Gain through Data Parallelism (Parallel.ForEach)
Processing Rate (recs/min)
# of Records
|Parent Contact Deleter||440||1,837||4||40,000|
Since we were already using data parallelism (Parallel.ForEach) on our loops, we did not want to run several parallel loops in parallel with each other. But we did use task parallelism in other ways. There is a 60 minute segment at the beginning when we extract data from the source systems, and consolidate it into staging tables. During that time, those operations do not use the CRM servers at all. This seems like a waste of idle CRM server resources. Most of the later processes have data dependencies on this first segment, and thus, they must wait. But fortunately, there are a few CRM tasks that do not depend on any earlier data to run. They can be run at the beginning. These are thee tasks that cleanup data on the target. We chose to run those in parallel with the Non-CRM segment. See the diagram below for an illustration.
Notice, that by running the deletion processes during the Non-CRM extraction processes, we utilize the CRM servers that would otherwise be idle. And we take 40 minutes off of the total load time.
Redesign the data load to convert only data that has changed
Since this was no longer a “one-time” load, but a nightly load process that would run for months, we reconsidered our design. We revised some of the largest modules to load everything once. We then updated only changes on subsequent runs.
If we had been running our conversion on a SQL Server 2008 server, we might have used the very cool Change Data Capture feature. http://www.simple-talk.com/sql/learn-sql-server/introduction-to-change-data-capture-%28cdc%29-in-sql-server-2008/.

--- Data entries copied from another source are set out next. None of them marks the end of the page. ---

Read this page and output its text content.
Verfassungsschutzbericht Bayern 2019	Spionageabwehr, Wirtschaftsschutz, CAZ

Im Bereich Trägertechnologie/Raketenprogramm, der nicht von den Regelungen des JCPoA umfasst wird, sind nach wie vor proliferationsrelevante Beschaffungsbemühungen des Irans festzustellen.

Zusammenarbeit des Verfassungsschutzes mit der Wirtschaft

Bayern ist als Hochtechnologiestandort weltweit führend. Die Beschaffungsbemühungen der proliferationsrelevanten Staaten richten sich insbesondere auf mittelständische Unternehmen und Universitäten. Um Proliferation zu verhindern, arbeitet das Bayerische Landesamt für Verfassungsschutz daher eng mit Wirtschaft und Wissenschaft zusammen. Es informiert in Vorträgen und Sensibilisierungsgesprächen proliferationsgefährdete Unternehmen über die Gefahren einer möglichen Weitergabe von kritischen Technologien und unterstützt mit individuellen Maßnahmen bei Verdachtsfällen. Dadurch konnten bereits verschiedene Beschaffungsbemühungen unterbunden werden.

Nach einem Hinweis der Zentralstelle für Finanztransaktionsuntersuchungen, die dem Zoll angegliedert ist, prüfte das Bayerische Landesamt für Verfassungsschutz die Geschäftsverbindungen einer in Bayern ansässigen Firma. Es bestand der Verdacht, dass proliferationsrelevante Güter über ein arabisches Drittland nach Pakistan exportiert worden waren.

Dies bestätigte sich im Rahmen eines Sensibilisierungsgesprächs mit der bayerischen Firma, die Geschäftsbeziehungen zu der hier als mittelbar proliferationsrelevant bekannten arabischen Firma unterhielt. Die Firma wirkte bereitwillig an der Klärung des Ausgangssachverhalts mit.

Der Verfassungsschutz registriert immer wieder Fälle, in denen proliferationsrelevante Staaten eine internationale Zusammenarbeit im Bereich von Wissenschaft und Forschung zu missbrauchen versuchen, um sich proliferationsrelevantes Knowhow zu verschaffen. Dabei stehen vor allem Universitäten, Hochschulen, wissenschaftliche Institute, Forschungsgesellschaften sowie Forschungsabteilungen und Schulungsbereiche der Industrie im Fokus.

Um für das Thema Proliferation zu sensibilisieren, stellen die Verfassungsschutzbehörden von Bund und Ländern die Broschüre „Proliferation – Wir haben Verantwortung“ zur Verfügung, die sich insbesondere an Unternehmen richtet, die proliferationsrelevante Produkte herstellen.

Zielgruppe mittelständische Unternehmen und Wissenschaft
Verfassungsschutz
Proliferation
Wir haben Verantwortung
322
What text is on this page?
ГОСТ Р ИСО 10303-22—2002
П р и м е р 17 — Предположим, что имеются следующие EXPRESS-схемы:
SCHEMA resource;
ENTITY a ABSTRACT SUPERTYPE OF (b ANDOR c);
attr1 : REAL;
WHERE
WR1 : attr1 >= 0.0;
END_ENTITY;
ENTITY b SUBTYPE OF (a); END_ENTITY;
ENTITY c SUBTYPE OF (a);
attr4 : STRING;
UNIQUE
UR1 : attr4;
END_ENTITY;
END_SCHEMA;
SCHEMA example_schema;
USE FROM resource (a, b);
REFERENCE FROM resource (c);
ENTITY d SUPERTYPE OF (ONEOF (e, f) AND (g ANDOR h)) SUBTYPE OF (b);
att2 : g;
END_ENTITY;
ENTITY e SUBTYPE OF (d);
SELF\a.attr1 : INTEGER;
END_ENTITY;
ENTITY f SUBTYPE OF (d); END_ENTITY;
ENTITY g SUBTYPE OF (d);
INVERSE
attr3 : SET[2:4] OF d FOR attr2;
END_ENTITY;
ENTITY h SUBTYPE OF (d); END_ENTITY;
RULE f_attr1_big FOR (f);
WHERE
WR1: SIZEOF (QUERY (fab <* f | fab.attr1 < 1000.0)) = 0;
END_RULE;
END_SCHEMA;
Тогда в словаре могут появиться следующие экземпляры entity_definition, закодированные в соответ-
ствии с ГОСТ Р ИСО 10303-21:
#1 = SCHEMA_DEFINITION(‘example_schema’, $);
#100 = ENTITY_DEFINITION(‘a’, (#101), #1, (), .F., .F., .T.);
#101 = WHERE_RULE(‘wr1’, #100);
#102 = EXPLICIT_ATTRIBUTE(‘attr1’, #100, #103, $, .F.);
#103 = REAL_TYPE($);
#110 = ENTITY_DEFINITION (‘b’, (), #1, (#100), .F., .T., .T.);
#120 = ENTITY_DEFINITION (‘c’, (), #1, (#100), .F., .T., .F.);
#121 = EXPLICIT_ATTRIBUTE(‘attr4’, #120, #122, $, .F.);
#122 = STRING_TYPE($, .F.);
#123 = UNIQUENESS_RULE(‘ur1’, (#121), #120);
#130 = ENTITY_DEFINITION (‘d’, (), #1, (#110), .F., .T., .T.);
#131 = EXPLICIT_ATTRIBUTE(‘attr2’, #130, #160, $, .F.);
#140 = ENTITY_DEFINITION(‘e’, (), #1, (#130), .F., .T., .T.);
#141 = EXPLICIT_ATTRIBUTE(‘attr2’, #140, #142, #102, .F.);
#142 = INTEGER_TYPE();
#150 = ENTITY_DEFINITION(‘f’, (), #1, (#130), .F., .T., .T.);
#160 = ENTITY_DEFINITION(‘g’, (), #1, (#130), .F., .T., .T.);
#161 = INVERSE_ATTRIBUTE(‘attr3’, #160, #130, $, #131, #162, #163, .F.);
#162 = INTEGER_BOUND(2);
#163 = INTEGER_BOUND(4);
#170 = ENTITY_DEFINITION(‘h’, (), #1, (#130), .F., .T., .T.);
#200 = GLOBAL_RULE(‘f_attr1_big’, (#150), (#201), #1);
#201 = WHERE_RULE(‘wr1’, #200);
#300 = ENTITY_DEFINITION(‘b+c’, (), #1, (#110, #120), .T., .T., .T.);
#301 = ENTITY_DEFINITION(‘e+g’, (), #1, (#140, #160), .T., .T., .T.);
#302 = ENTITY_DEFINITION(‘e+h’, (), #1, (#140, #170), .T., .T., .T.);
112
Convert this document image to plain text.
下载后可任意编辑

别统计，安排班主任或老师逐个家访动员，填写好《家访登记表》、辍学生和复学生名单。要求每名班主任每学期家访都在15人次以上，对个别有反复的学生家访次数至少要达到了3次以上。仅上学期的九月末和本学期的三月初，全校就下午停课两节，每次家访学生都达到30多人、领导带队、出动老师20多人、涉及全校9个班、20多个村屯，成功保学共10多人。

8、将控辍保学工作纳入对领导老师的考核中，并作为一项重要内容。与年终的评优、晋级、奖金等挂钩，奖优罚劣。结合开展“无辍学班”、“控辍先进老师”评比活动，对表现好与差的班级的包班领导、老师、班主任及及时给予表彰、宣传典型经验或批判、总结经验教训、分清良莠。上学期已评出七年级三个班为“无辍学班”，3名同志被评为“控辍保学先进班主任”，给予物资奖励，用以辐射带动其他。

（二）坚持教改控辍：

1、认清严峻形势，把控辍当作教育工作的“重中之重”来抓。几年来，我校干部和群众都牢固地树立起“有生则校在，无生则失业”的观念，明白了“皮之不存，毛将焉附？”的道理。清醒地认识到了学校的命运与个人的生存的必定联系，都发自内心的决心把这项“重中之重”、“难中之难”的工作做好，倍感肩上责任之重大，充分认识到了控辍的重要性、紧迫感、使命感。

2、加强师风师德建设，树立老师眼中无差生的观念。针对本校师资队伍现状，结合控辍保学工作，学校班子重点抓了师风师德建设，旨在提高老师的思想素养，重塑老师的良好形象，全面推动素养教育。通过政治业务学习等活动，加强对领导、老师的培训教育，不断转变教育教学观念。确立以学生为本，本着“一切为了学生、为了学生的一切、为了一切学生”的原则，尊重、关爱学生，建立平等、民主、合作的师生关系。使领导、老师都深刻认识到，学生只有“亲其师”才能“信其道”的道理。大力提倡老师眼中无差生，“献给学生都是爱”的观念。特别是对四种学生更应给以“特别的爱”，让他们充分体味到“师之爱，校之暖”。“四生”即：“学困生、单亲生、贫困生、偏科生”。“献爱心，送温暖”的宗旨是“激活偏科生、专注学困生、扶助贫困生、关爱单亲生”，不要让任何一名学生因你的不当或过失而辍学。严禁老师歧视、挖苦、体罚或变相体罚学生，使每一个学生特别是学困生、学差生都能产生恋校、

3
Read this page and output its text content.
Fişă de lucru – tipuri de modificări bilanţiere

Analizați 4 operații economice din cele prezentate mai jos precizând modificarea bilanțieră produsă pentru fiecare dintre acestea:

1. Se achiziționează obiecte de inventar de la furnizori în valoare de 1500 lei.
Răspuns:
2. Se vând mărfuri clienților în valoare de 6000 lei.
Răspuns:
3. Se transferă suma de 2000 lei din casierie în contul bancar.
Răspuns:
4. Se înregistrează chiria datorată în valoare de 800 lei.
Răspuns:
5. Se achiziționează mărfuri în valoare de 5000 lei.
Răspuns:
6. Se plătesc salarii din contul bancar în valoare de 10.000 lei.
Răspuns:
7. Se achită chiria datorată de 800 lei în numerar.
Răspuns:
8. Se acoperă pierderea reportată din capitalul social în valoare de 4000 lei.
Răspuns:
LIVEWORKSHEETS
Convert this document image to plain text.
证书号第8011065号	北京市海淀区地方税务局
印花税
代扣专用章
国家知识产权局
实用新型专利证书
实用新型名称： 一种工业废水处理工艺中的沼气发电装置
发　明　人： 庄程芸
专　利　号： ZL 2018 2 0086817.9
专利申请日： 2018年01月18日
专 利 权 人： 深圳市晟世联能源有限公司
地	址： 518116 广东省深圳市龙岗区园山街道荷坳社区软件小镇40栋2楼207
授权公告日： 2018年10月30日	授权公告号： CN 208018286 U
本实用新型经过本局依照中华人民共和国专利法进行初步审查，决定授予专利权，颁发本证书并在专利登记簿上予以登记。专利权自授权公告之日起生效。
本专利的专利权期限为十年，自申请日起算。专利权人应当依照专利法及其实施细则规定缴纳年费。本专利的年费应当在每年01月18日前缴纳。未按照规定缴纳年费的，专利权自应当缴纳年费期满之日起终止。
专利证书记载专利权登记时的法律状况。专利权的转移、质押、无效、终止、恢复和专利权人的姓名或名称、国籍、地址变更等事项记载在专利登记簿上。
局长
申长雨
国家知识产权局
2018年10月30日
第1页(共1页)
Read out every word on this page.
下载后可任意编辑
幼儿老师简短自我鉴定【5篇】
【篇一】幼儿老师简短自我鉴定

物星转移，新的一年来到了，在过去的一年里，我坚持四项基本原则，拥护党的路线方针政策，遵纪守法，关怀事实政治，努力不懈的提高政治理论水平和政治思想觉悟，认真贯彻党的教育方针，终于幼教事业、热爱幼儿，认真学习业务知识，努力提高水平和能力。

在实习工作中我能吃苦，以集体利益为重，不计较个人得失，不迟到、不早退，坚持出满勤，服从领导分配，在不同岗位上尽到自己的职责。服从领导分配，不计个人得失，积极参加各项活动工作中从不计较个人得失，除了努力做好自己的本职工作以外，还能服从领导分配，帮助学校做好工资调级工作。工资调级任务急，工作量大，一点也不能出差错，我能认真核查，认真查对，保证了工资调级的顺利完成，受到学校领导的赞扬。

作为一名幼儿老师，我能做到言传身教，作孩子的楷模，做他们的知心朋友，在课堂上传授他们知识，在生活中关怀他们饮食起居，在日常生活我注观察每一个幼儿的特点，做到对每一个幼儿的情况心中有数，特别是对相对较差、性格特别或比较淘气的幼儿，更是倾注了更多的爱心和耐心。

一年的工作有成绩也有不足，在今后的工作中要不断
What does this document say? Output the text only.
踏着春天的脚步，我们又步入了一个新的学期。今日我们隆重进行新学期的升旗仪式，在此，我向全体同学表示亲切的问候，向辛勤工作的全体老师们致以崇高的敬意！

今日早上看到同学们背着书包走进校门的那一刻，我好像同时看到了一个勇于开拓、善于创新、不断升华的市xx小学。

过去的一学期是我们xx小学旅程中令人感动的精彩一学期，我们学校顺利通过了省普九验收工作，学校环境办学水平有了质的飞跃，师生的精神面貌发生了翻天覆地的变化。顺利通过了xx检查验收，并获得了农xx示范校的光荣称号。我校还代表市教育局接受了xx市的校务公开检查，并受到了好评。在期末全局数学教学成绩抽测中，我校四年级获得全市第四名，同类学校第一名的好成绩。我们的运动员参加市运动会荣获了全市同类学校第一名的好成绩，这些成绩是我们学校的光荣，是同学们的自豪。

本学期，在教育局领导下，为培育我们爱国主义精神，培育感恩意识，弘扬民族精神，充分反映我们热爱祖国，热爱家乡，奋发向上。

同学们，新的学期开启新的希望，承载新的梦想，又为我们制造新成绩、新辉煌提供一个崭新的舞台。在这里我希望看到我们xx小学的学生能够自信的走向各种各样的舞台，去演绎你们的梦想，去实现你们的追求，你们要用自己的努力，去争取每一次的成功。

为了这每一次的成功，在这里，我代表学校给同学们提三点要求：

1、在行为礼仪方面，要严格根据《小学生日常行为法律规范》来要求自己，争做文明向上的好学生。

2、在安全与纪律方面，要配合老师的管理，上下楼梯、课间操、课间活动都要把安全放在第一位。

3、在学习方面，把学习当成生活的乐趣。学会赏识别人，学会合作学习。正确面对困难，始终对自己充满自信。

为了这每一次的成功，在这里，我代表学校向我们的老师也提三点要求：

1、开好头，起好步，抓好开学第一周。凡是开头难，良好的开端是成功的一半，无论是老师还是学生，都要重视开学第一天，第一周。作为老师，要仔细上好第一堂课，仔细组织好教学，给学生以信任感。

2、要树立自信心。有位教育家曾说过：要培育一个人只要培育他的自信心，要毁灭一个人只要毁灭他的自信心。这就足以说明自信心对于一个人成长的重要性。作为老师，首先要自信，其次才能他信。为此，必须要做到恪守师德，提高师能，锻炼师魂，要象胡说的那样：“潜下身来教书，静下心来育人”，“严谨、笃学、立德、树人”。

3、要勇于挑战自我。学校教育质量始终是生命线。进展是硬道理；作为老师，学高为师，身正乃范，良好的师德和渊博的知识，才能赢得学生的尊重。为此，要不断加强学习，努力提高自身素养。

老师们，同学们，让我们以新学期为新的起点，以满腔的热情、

But alas, we were not. So we used other, more tedious approaches.
By removing technical constraints in our web server, using parallel processing techniques, and applying smart design, we dramatically improved the performance of the CRM data load.
If we had done this work early in the project, and given a priority to maintaining performance, we would have accelerated the development process over the life of the project. It is hard to test a program that takes 17 hours to run. Fewer test cycles per week, means fewer fixes. By reducing runtimes to a more modest level, we can run tests more frequently and validate our changes sooner.
In addition to the reasons cited above, additional reasons we did not pursue some of these techniques earlier include:
- We had no idea we could solve the socket exhaustion constraint. We did a lot of searching early on, and found no web references to our specific problem. I’m sure the relationship between HTTP Keep Alives and Socket Exhaustion is well understood by someone. But it was not easy for us to find it. I wrote about this in a previous post here https://codecontracts.info/2011/05/31/how-to-avoid-socket-exhaustion-on-web-servers-by-disabling-http-keep-alive/ . The thought of doing parallel processing crossed our minds, as we could see that the servers were underutilized. But until we resolved this constraint, we knew that we would simply generate more socket errors faster.
- We had not learned of the Task Parallel Library until our local Microsoft developer evangelist, Jeff Brand, gave a talk on it. Once we saw the possibilities, it rekindled our interest in finding a solution to the socket errors. The features in the Task Parallel Library and the concurrent debugging tools in Visual Studio 2010 were just too tempting to ignore.